NEW YORK (Reuters) – The Federal Reserve on Monday launched its Main Street Lending Program, the most complex program undertaken yet by the U.S. central bank to help keep the backbone of the economy from buckling under the strains of the coronavirus pandemic.
The program, targeted at companies that were in good shape before the pandemic but may now need financing to retain workers and fund operations, will offer up to $600 billion in loans through participating financial institutions to U.S. businesses with up to 15,000 employees or with revenues up to $5 billion.
Lenders must register using the lender portal https://mainstreet.frb.org/s/login/?ec=302&startURL=%2Fs%2F and are encouraged by the Fed to begin making program loans to for-profit firms “immediately.”
The central bank also sought feedback on Monday on a proposal to expand the program to allow nonprofit organizations to borrow under the program as well.
Administered by the Boston Fed, the Main Street program for businesses aims to offer credit for those that may be too large to qualify for the Paycheck Protection Program, which targets businesses with fewer than 500 employees.
Unlike the PPP, which was established by Congress in late March and offers loans that can be converted to grants if businesses meet certain requirements, the loans offered under the Fed program must be repaid.
It has taken nearly three months for the Fed to design, build and launch a program to extend credit to companies in all walks of the economy, a huge departure from its role as a lender to the banking sector.
Fed officials adjusted the Main Street program twice by expanding the range of loan sizes to make it available to more companies that need help keeping workers on staff.
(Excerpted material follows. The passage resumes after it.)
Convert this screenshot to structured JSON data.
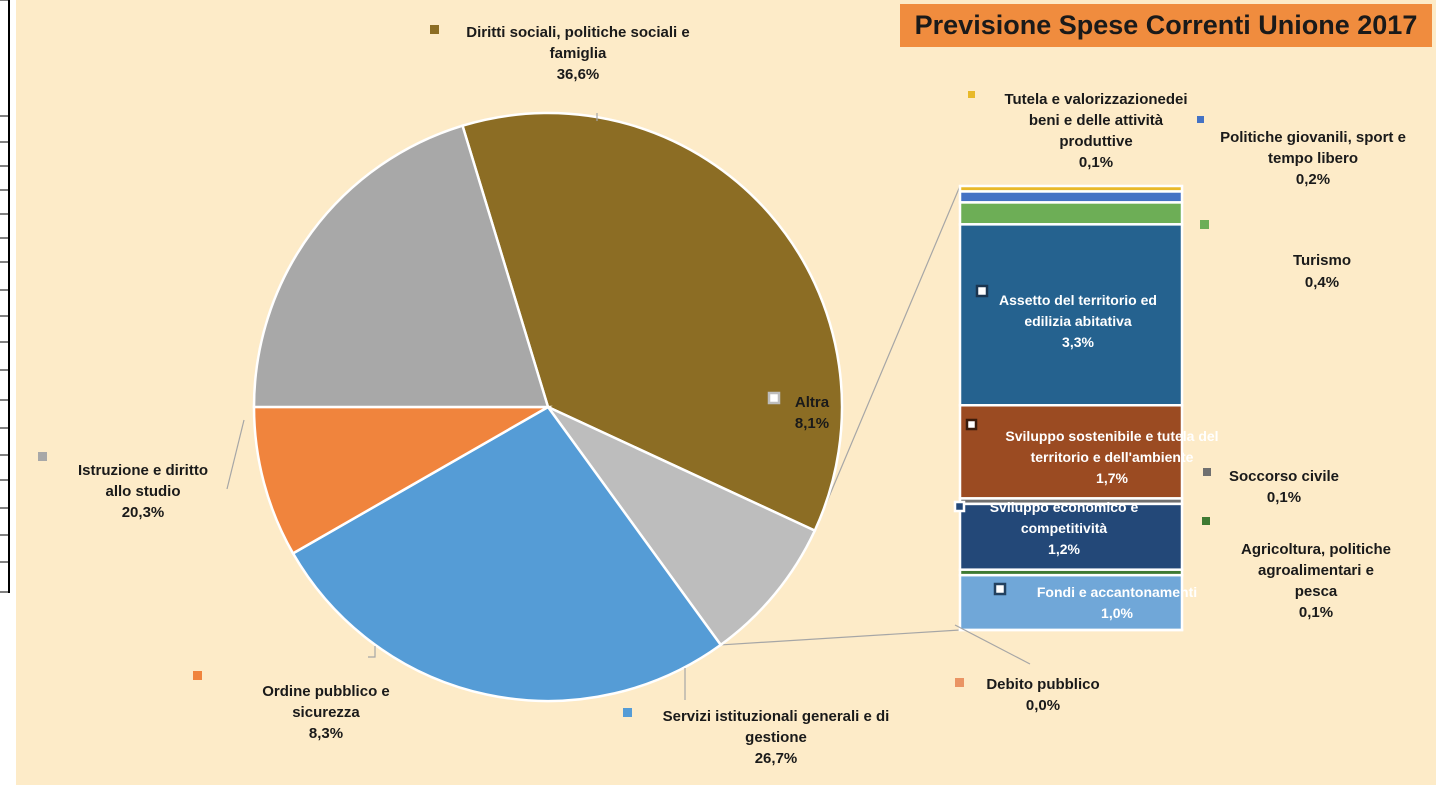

It also extended the loans to five years, with payments deferred for the first two years, to better help businesses struggling because of the crisis.
“Supporting small and mid-sized businesses so they are ready to reopen and rehire workers will help foster a broad-based economic recovery,” Fed Chair Jerome Powell said in a statement last week after the most recent adjustment.
In proposing to add nonprofit organizations to the list of eligible borrowers, the central bank is seeking to extend aid to a “critical” sector that employs millions, supports innovation and the development of a skilled workforce, and provides essential services, the Fed said.
To be eligible, nonprofit organizations must be tax-exempt, have at least a five-year history of operations, endowments of no more than $3 billion, and meet certain financial thresholds, the Fed said in a press release. Organizations must have at least 50 employees and no more than 15,000 employees, or annual revenue of $5 billion or less.
The Fed will collect public comments on the proposal via email https://www.federalreserve.gov/apps/contactus/feedback.aspx?refurl=%2FmainLending%2F until June 22. The Fed said it intends to finalize term sheets for nonprofits very soon after the comment period ends.
The central bank also said that repayment data showed nonprofits to be a relatively safe group to lend to and that the minimum employee size criteria of 50 employees was determined to be a good indicator of a nonprofit’s ability to repay any loan.
Nonprofit groups would receive five-year loans, the same as business borrowers. Nonprofit borrowers would be able to defer interest payments for the first year and principal payments for two years.
The central bank said it would be transparent about the lenders and borrowers participating in the Main Street program, reporting the names of lenders and business borrowers, the amounts borrowed and interest rates charged, along with other details. Companies that borrow through the program will also be subject to limits on executive compensation, stock buybacks and dividend payments.